I soldati, che si sono fatti le ossa all’estero, sorvegliano, quasi sempre con presidi fissi, 32 sinagoghe o tempi ebraici, 9 scuole, 4 musei e altri 13 siti distribuiti in tutta Italia, ma soprattutto al nord e al centro. La città con il più alto numero di obiettivi sensibili, il 41%, è Milano. Non a caso il comandante del raggruppamento di Strade sicure, come in altre città, è ufficialmente invitato alle celebrazioni del 27 gennaio, giorno della Memoria.
Lo scorso anno, in occasione dell’anniversario della nascita dello Stato di Israele, il rappresentante della comunità ebraica di Livorno, Vittorio Mosseri, ha consegnato una targa al comandante dei paracadustisti. “Alla brigata Folgore con stima e gratitudine per il servizio di sicurezza prestato nell’ambito dell’operazione Strade sicure contribuendo con attenzione e professionalità al sereno svolgimento delle attività della nostro comunità” il testo inciso sulla targa.
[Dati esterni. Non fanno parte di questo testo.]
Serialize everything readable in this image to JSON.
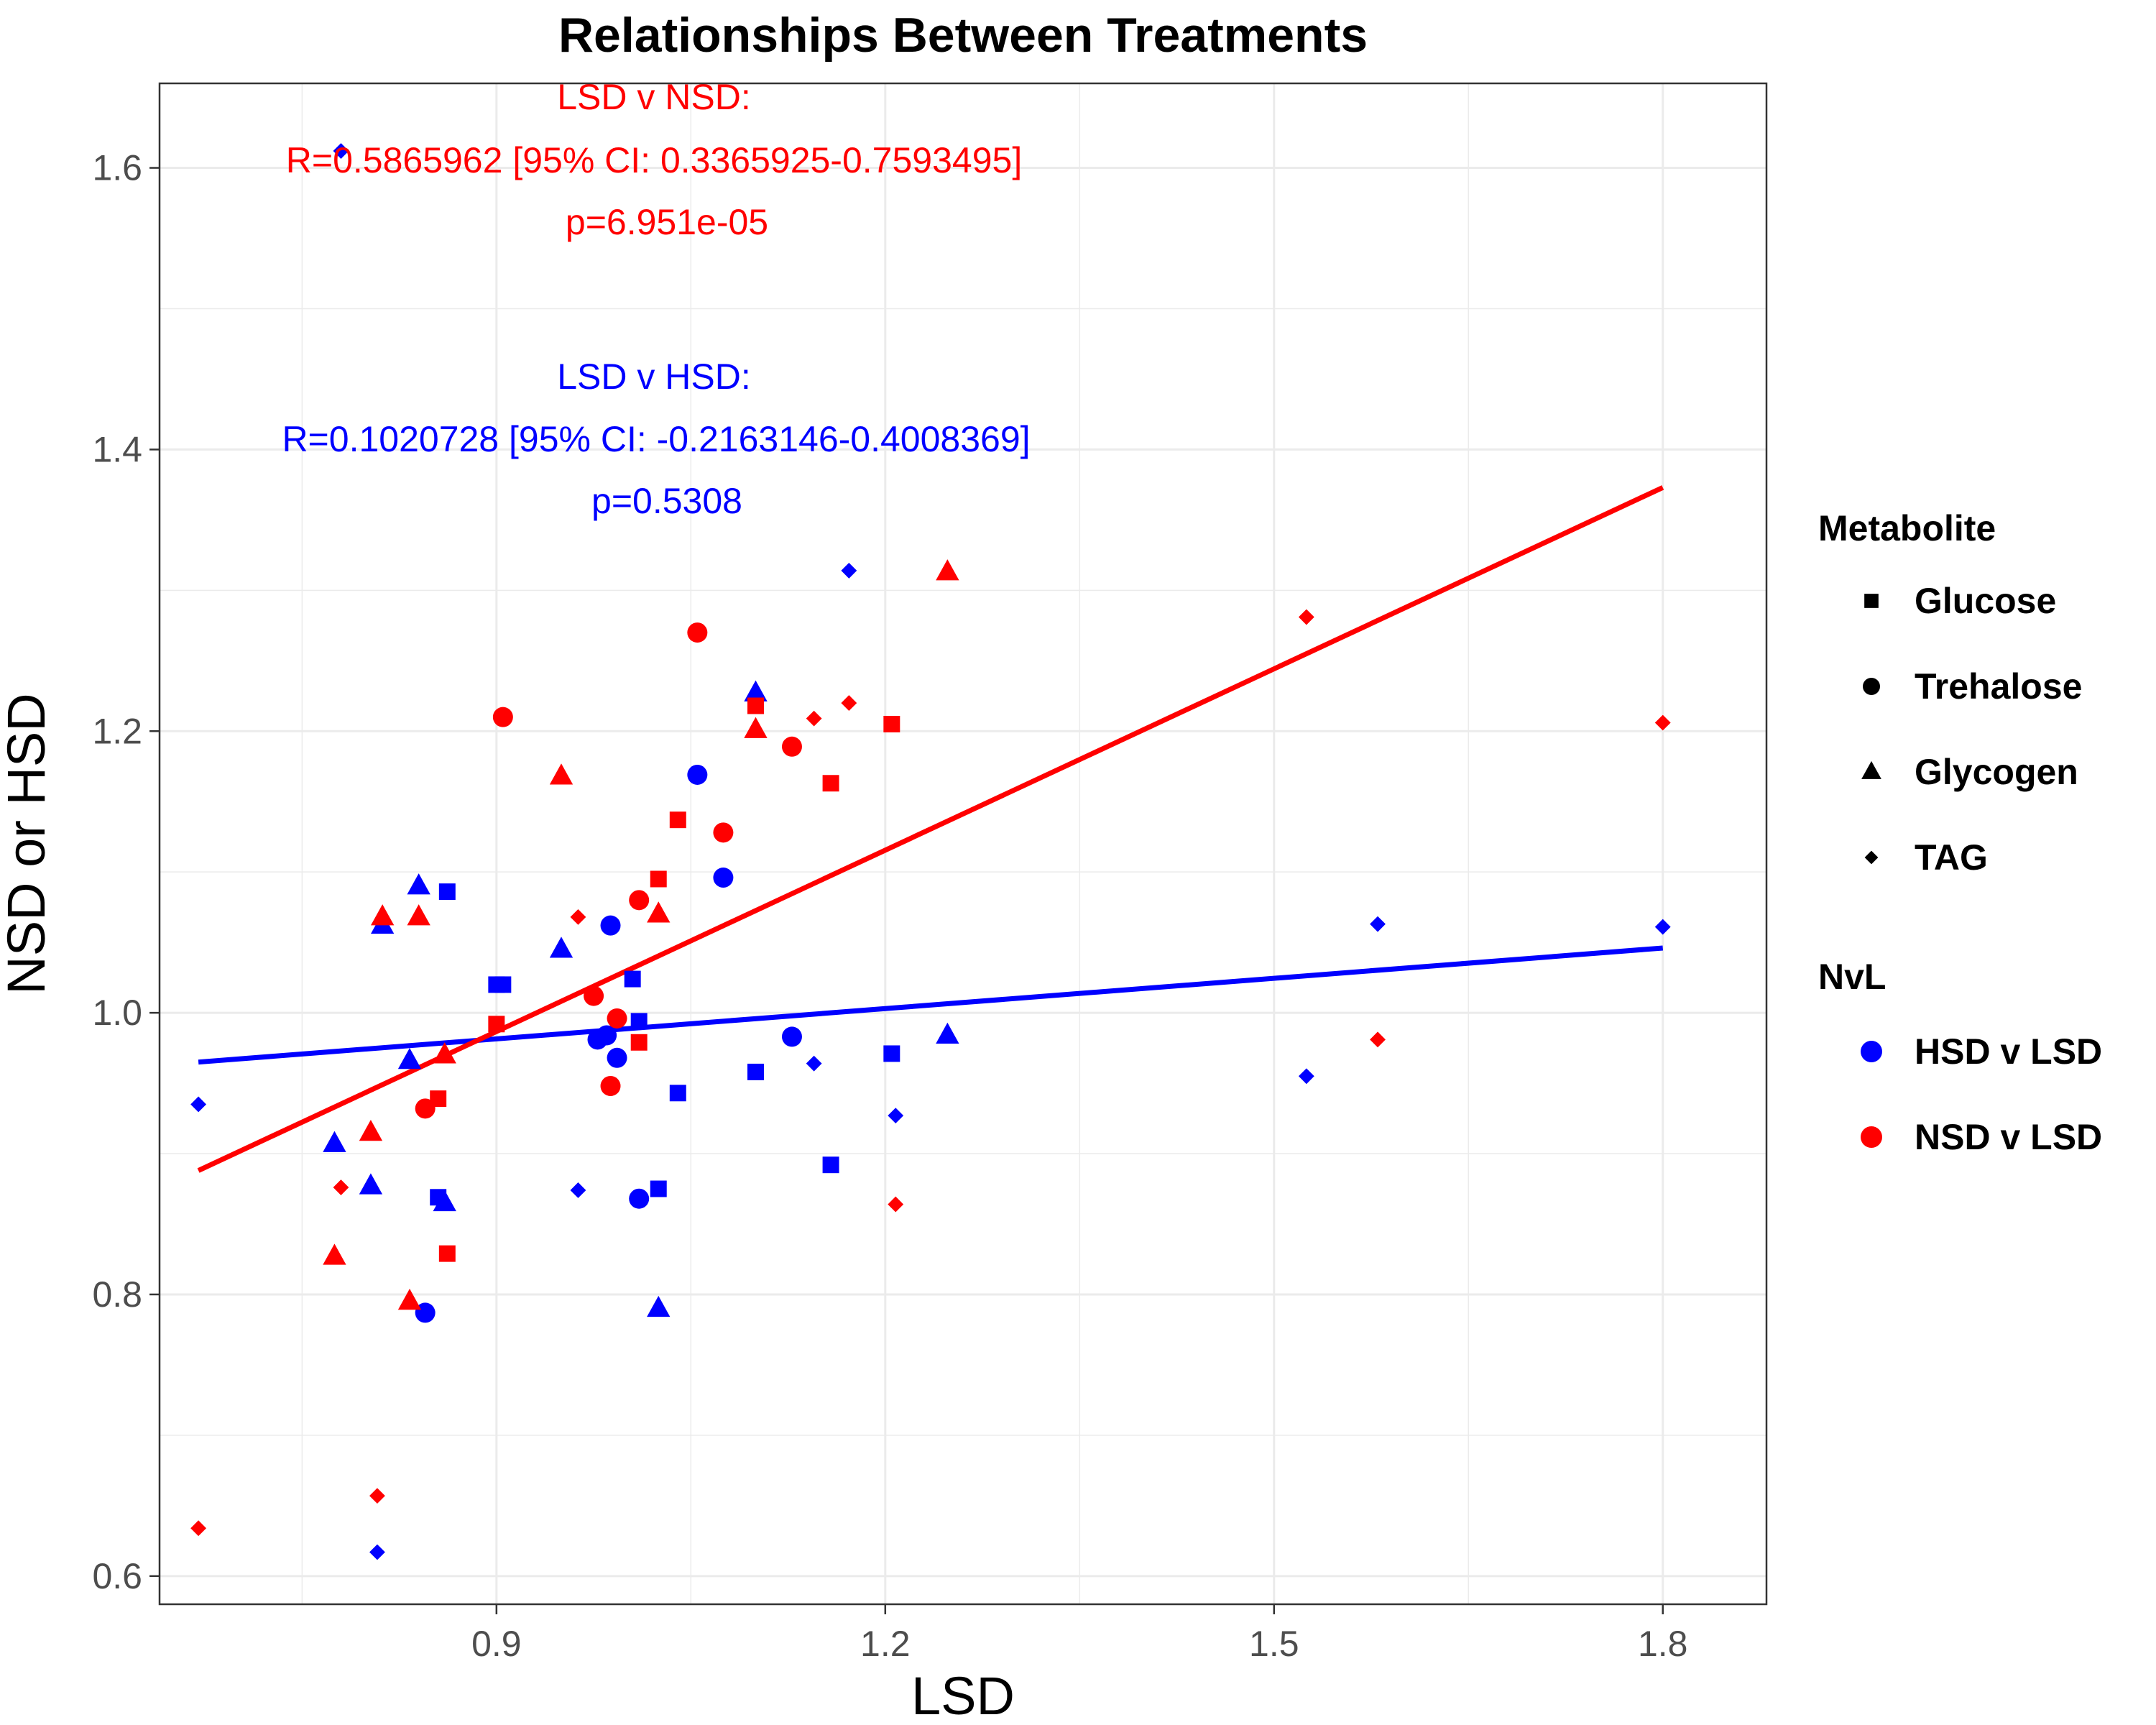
{
  "chart_data": {
    "type": "scatter",
    "title": "Relationships Between Treatments",
    "xlabel": "LSD",
    "ylabel": "NSD or HSD",
    "xlim": [
      0.64,
      1.88
    ],
    "ylim": [
      0.58,
      1.66
    ],
    "x_ticks": [
      0.9,
      1.2,
      1.5,
      1.8
    ],
    "x_tick_labels": [
      "0.9",
      "1.2",
      "1.5",
      "1.8"
    ],
    "y_ticks": [
      0.6,
      0.8,
      1.0,
      1.2,
      1.4,
      1.6
    ],
    "y_tick_labels": [
      "0.6",
      "0.8",
      "1.0",
      "1.2",
      "1.4",
      "1.6"
    ],
    "grid": true,
    "legend": {
      "placement": "right",
      "shape_title": "Metabolite",
      "color_title": "NvL",
      "shapes": [
        {
          "label": "Glucose",
          "shape": "square"
        },
        {
          "label": "Trehalose",
          "shape": "circle"
        },
        {
          "label": "Glycogen",
          "shape": "triangle"
        },
        {
          "label": "TAG",
          "shape": "diamond"
        }
      ],
      "colors": [
        {
          "label": "HSD v LSD",
          "color": "#0000ff"
        },
        {
          "label": "NSD v LSD",
          "color": "#ff0000"
        }
      ]
    },
    "annotations": [
      {
        "color": "#ff0000",
        "lines": [
          "LSD v NSD:",
          "R=0.5865962 [95% CI: 0.3365925-0.7593495]",
          "p=6.951e-05"
        ]
      },
      {
        "color": "#0000ff",
        "lines": [
          "LSD v HSD:",
          "R=0.1020728  [95% CI: -0.2163146-0.4008369]",
          "p=0.5308"
        ]
      }
    ],
    "series": [
      {
        "name": "HSD v LSD",
        "color": "#0000ff",
        "fit_line": {
          "x": [
            0.67,
            1.8
          ],
          "y": [
            0.965,
            1.046
          ]
        },
        "points": [
          {
            "shape": "square",
            "x": 0.862,
            "y": 1.086
          },
          {
            "shape": "square",
            "x": 0.9,
            "y": 1.02
          },
          {
            "shape": "square",
            "x": 0.905,
            "y": 1.02
          },
          {
            "shape": "square",
            "x": 0.855,
            "y": 0.869
          },
          {
            "shape": "square",
            "x": 1.005,
            "y": 1.024
          },
          {
            "shape": "square",
            "x": 1.01,
            "y": 0.994
          },
          {
            "shape": "square",
            "x": 1.04,
            "y": 0.943
          },
          {
            "shape": "square",
            "x": 1.025,
            "y": 0.875
          },
          {
            "shape": "square",
            "x": 1.1,
            "y": 0.958
          },
          {
            "shape": "square",
            "x": 1.158,
            "y": 0.892
          },
          {
            "shape": "square",
            "x": 1.205,
            "y": 0.971
          },
          {
            "shape": "circle",
            "x": 0.988,
            "y": 1.062
          },
          {
            "shape": "circle",
            "x": 0.985,
            "y": 0.984
          },
          {
            "shape": "circle",
            "x": 0.978,
            "y": 0.981
          },
          {
            "shape": "circle",
            "x": 0.993,
            "y": 0.968
          },
          {
            "shape": "circle",
            "x": 1.01,
            "y": 0.868
          },
          {
            "shape": "circle",
            "x": 0.845,
            "y": 0.787
          },
          {
            "shape": "circle",
            "x": 1.055,
            "y": 1.169
          },
          {
            "shape": "circle",
            "x": 1.075,
            "y": 1.096
          },
          {
            "shape": "circle",
            "x": 1.128,
            "y": 0.983
          },
          {
            "shape": "triangle",
            "x": 0.84,
            "y": 1.09
          },
          {
            "shape": "triangle",
            "x": 0.812,
            "y": 1.062
          },
          {
            "shape": "triangle",
            "x": 0.95,
            "y": 1.045
          },
          {
            "shape": "triangle",
            "x": 0.833,
            "y": 0.966
          },
          {
            "shape": "triangle",
            "x": 0.775,
            "y": 0.907
          },
          {
            "shape": "triangle",
            "x": 0.803,
            "y": 0.877
          },
          {
            "shape": "triangle",
            "x": 0.86,
            "y": 0.865
          },
          {
            "shape": "triangle",
            "x": 1.025,
            "y": 0.79
          },
          {
            "shape": "triangle",
            "x": 1.1,
            "y": 1.227
          },
          {
            "shape": "triangle",
            "x": 1.248,
            "y": 0.984
          },
          {
            "shape": "diamond",
            "x": 0.78,
            "y": 1.612
          },
          {
            "shape": "diamond",
            "x": 0.67,
            "y": 0.935
          },
          {
            "shape": "diamond",
            "x": 0.808,
            "y": 0.617
          },
          {
            "shape": "diamond",
            "x": 0.963,
            "y": 0.874
          },
          {
            "shape": "diamond",
            "x": 1.145,
            "y": 0.964
          },
          {
            "shape": "diamond",
            "x": 1.172,
            "y": 1.314
          },
          {
            "shape": "diamond",
            "x": 1.208,
            "y": 0.927
          },
          {
            "shape": "diamond",
            "x": 1.525,
            "y": 0.955
          },
          {
            "shape": "diamond",
            "x": 1.58,
            "y": 1.063
          },
          {
            "shape": "diamond",
            "x": 1.8,
            "y": 1.061
          }
        ]
      },
      {
        "name": "NSD v LSD",
        "color": "#ff0000",
        "fit_line": {
          "x": [
            0.67,
            1.8
          ],
          "y": [
            0.888,
            1.373
          ]
        },
        "points": [
          {
            "shape": "square",
            "x": 0.9,
            "y": 0.992
          },
          {
            "shape": "square",
            "x": 0.855,
            "y": 0.939
          },
          {
            "shape": "square",
            "x": 0.862,
            "y": 0.829
          },
          {
            "shape": "square",
            "x": 1.025,
            "y": 1.095
          },
          {
            "shape": "square",
            "x": 1.04,
            "y": 1.137
          },
          {
            "shape": "square",
            "x": 1.01,
            "y": 0.979
          },
          {
            "shape": "square",
            "x": 1.1,
            "y": 1.218
          },
          {
            "shape": "square",
            "x": 1.158,
            "y": 1.163
          },
          {
            "shape": "square",
            "x": 1.205,
            "y": 1.205
          },
          {
            "shape": "circle",
            "x": 0.905,
            "y": 1.21
          },
          {
            "shape": "circle",
            "x": 0.975,
            "y": 1.012
          },
          {
            "shape": "circle",
            "x": 0.993,
            "y": 0.996
          },
          {
            "shape": "circle",
            "x": 0.988,
            "y": 0.948
          },
          {
            "shape": "circle",
            "x": 0.845,
            "y": 0.932
          },
          {
            "shape": "circle",
            "x": 1.01,
            "y": 1.08
          },
          {
            "shape": "circle",
            "x": 1.055,
            "y": 1.27
          },
          {
            "shape": "circle",
            "x": 1.075,
            "y": 1.128
          },
          {
            "shape": "circle",
            "x": 1.128,
            "y": 1.189
          },
          {
            "shape": "triangle",
            "x": 0.95,
            "y": 1.168
          },
          {
            "shape": "triangle",
            "x": 0.812,
            "y": 1.068
          },
          {
            "shape": "triangle",
            "x": 0.84,
            "y": 1.068
          },
          {
            "shape": "triangle",
            "x": 0.86,
            "y": 0.97
          },
          {
            "shape": "triangle",
            "x": 0.803,
            "y": 0.915
          },
          {
            "shape": "triangle",
            "x": 0.775,
            "y": 0.827
          },
          {
            "shape": "triangle",
            "x": 0.833,
            "y": 0.795
          },
          {
            "shape": "triangle",
            "x": 1.025,
            "y": 1.07
          },
          {
            "shape": "triangle",
            "x": 1.1,
            "y": 1.201
          },
          {
            "shape": "triangle",
            "x": 1.248,
            "y": 1.313
          },
          {
            "shape": "diamond",
            "x": 0.78,
            "y": 0.876
          },
          {
            "shape": "diamond",
            "x": 0.67,
            "y": 0.634
          },
          {
            "shape": "diamond",
            "x": 0.808,
            "y": 0.657
          },
          {
            "shape": "diamond",
            "x": 0.963,
            "y": 1.068
          },
          {
            "shape": "diamond",
            "x": 1.145,
            "y": 1.209
          },
          {
            "shape": "diamond",
            "x": 1.172,
            "y": 1.22
          },
          {
            "shape": "diamond",
            "x": 1.208,
            "y": 0.864
          },
          {
            "shape": "diamond",
            "x": 1.525,
            "y": 1.281
          },
          {
            "shape": "diamond",
            "x": 1.58,
            "y": 0.981
          },
          {
            "shape": "diamond",
            "x": 1.8,
            "y": 1.206
          }
        ]
      }
    ]
  }
}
In questi tempi di spauracchi anti semiti l’esercito difende i siti ebraici in Italia con un numero di uomini praticamente equivalente a quello dispiegato in Afghanistan nel fortino di Herat. Grazie ad un’esperienza acquisita all’estero nella protezione delle minoranze religiose, come l’antico monastero serbo ortodosso di Decani in Kosovo.
“In ogni città dove è presente la comunità ebraica esiste un responsabile della sicurezza, un professionista che collabora con le forze dell’ordine ed i militari per coordinare al meglio la vigilanza” spiega la fonte del Giornale. Una specie di “assessore” alla sicurezza, che organizza anche il sistema di sorveglianza elettronica con telecamere e sistemi anti intrusione di avanguardia su ogni sito. Non solo: se in zona appare un simbolo o una scritta anti semita, soprattuto in arabo, viene subito segnalata, fotografata, analizzata e tradotta. “I livelli di allerta talvolta si innalzano in base alla situazione internazionale” osserva la fonte militare. L’ultimo allarme ha riguardato i venti di guerra fra Iran e Stati Uniti in seguito all’eliminazione del generale Qassem Soleimani.
Roma è la seconda città per siti ebraici presidiati dai militari compresi asili, scuole e oratori. Le sinagoghe sono sorvegliate pure a Napoli, Verona, Trieste e quando necessario vengono disposte le barriere di cemento per evitare attacchi con mezzi minati o utilizzati come arieti. A Venezia i soldati garantiscono la sicurezza dello storico ghetto. A Livorno e in altre città sono controllati anche i cimiteri ebraici. Una residenza per anziani legata alla comunità è pure nella lista dei siti protetti a Milano. Ed i militari di Strade sicure nel capoluogo lombardo non perdono d’occhio il memoriale della Shoah, lo sterminio degli ebrei voluto da Hitler.